Fot. Eve Wilson
  • Fotograf

    Eve Wilson
  • Lokalizacja

    Red Hill, Stany Zjednoczone

Nowe życiena rodzinnej ziemi

Na malowniczym wzgórzu Red Hill w australijskim stanie Wiktoria powstał wyjątkowy dom, który łączy pokolenia. Dwie siostry, Sahara i Myah Trebilcock, dorastały w tej okolicy i zawsze wiedziały, że nie chcą opuszczać rodzinnej posiadłości. Kiedy dorosły i zapragnęły większej niezależności, ich rodzice – Brett i Jules – znaleźli idealne rozwiązanie: stworzyć dla córek osobny dom na tym samym trzyakrowym terenie. Tak narodził się pomysł przekształcenia prostej, stalowej hali magazynowej w ciepły, pełen światła dom rodzinny.

Fot. Eve Wilson

Od magazynu do przytulnego domu

Projekt oparto na gotowej, 8 × 12-metrowej konstrukcji typu shed, która stanowiła ekonomiczną i szybką bazę do dalszej przebudowy. Z pomocą lokalnego budowniczego Micka Baina powstała przestrzeń o zupełnie nowym charakterze – lekka, przyjazna i przemyślana w każdym detalu.

Wnętrza wykończono niemal w całości bieloną sklejką, która nadaje im miękkość, naturalne ciepło i świetlistość. Rodzinny detal konstrukcyjny – dodatkowe pasy drewna wzdłuż łączeń płyt – okazał się nieplanowaną, ale kluczową ozdobą projektu. Każdy element wykończenia wykonano z ogromną dbałością o szczegóły, a biały półtransparentny lakier pozwolił zachować rysunek drewna i naturalny blask materiału.

Światło, widoki i ogród

Dom ustawiono tak, by główna część dzienna korzystała z maksymalnej ilości światła dziennego i otwierała się na panoramę okolicznych wzgórz oraz oceanu. W miejscu mniej atrakcyjnego widoku – przy łazience – stworzono kameralne patio z roślinnością, które nadaje wnętrzu prywatności i wypełnia je zielenią. Ten mały, przypadkowy ogród szybko stał się jednym z ulubionych zakątków domowników.

Otoczenie domu to połączenie dzikiej natury i świadomie zaprojektowanej zieleni. Sahara i Myah współpracują z projektantem krajobrazu Keithem Edwardsem, by ogród jeszcze mocniej wpisał się w lokalny krajobraz Red Hill – pełen falujących wzgórz, traw i oceanicznych wiatrów.

Fot. Eve Wilson

Styl: między wsią a wybrzeżem

We wnętrzach dominuje styl określany przez siostry jako „modern Australian” – połączenie przytulnego charakteru wsi z lekkością nadmorskiej estetyki. Naturalne drewno, rattanowe krzesła, proste formy i miękkie kolory tworzą klimat bliski skandynawskiemu minimalizmowi, z nutą japońskiej prostoty i australijskiego luzu.

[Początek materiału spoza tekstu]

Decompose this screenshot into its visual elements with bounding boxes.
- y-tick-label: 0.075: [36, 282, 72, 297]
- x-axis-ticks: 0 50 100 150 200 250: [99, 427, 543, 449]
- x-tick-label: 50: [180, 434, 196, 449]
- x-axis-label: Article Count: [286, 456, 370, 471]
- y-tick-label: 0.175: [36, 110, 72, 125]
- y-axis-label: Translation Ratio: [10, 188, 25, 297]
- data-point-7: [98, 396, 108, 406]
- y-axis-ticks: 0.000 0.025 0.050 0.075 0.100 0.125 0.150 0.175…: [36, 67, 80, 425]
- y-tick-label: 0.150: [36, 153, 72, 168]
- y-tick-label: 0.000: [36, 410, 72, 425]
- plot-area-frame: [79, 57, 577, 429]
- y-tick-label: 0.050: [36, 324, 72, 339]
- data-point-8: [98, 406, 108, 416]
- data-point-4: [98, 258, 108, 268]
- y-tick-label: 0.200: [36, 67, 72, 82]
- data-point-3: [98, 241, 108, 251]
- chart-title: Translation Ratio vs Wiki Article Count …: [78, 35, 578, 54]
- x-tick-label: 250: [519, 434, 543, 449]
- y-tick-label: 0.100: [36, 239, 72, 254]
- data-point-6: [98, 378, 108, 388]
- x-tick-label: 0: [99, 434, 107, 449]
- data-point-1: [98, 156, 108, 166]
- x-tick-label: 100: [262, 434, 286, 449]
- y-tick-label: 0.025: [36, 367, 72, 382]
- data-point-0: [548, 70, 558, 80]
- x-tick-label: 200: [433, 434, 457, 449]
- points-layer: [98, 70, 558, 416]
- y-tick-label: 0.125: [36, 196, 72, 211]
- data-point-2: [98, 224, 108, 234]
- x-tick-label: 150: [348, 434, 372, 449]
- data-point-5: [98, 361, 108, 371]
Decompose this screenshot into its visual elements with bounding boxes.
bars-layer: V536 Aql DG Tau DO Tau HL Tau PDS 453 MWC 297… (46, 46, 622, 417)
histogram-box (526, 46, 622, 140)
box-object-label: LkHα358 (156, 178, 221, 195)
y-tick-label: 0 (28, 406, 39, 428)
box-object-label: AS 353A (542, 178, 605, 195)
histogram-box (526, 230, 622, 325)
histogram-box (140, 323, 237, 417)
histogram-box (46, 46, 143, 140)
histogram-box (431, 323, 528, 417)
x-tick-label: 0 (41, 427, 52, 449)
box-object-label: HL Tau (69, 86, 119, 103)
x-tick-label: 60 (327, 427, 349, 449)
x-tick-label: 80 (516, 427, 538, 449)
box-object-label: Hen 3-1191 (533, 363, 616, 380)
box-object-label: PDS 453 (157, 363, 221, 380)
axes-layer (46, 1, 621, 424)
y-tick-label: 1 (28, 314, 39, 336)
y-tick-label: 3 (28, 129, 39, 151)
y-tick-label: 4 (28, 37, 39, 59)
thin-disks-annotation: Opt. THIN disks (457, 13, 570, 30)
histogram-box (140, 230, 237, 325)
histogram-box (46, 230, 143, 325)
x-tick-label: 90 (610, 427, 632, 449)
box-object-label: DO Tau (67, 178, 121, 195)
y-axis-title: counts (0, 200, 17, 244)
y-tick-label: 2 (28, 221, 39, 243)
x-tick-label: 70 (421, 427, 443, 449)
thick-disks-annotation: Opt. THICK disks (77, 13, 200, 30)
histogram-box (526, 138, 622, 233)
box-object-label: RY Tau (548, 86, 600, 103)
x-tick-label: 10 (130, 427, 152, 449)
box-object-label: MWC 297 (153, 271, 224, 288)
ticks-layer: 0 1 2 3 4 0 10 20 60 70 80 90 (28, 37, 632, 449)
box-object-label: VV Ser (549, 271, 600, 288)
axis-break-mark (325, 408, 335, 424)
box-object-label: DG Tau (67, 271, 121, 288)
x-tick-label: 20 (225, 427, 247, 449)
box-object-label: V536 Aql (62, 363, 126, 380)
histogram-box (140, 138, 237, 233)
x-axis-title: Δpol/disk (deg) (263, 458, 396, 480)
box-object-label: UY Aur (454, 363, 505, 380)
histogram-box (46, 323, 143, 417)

Efekt końcowy to nie tylko funkcjonalny dom, ale manifest rodzinnych wartości i lokalnego stylu życia. Sahara i Myah znalazły tu wszystko, czego potrzebowały – własną przestrzeń, niezależność i bliskość ukochanych ludzi.

– „Nie mamy żadnego powodu, żeby się stąd wyprowadzać… no, chyba że nas wyrzucą” – żartuje Sahara.

– „Każdy dzień w Red Hill to prawdziwa przyjemność. To miejsce daje poczucie spokoju i zakorzenienia.”